La bonne réponse n'est pas encore un dessin
Les grands modèles de langage modernes résolvent avec assurance les problèmes des mathématiques olympiques. En géométrie, cela est particulièrement visible : le modèle fournit une réponse numérique, et il semble qu'il se représente l'énoncé. Cependant, il existe une grande différence entre la capacité à résoudre un problème et celle à tracer un diagramme correct. La réponse peut être obtenue par des transformations algébriques, tandis que le dessin exige de prendre en compte la disposition mutuelle des points, des lignes et des constructions supplémentaires. Par exemple, GPT et Claude montrent de bons résultats dans les tests mathématiques standard, mais jusqu'à récemment, il n'existait aucun test qui vérifie séparément leur capacité à créer des dessins.
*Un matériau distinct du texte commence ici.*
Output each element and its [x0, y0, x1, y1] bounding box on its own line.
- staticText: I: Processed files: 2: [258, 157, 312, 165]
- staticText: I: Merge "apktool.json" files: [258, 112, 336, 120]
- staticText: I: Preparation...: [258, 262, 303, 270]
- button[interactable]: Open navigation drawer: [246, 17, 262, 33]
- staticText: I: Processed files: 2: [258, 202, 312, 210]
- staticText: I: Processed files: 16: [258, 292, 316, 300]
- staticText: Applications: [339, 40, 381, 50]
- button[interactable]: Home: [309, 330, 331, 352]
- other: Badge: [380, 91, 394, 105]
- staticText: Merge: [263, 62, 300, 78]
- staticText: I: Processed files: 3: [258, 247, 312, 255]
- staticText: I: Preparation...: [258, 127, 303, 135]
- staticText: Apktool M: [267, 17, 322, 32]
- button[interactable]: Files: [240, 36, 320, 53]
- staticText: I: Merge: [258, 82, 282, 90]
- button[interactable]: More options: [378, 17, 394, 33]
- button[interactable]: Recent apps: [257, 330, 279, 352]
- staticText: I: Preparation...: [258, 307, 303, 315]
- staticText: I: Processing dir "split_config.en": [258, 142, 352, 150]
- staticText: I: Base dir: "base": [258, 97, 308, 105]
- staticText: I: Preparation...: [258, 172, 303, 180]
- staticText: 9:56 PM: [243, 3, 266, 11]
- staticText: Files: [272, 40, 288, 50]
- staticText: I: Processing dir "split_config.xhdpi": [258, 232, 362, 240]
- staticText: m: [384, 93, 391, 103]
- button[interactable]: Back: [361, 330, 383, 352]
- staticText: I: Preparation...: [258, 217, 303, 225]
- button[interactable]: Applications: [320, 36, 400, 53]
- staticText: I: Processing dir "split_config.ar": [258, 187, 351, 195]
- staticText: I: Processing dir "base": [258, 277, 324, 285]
Les auteurs de la nouvelle étude (prépublication arXiv:2608.18111, présentée à l'atelier AI4MATH dans le cadre de l'ICML 2026) notent que les benchmarks existants, y compris les populaires MathVista et MathVerse, évaluent principalement la réponse finale. Aucun d'entre eux, selon eux, n'isole la construction du diagramme comme une compétence autonome. C'est ce qui a servi de point de départ au nouvel ensemble de données.
Ce que contient le benchmark
Les chercheurs ont rassemblé un ensemble ouvert de 954 problèmes de géométrie olympique. Chaque problème est entièrement autonome : son énoncé ne nécessite pas de références externes et permet une interprétation sans ambiguïté. De plus, l'ensemble comprend un sous-ensemble complexe de 297 problèmes pour lesquels un travail particulièrement minutieux sur le dessin est important.
Pour chaque problème, les auteurs ont préparé une solution de référence et un dessin de haute précision, créé par un humain en code Asymptote. Ce format permet de rendre le diagramme et de le comparer à ce que génère le modèle.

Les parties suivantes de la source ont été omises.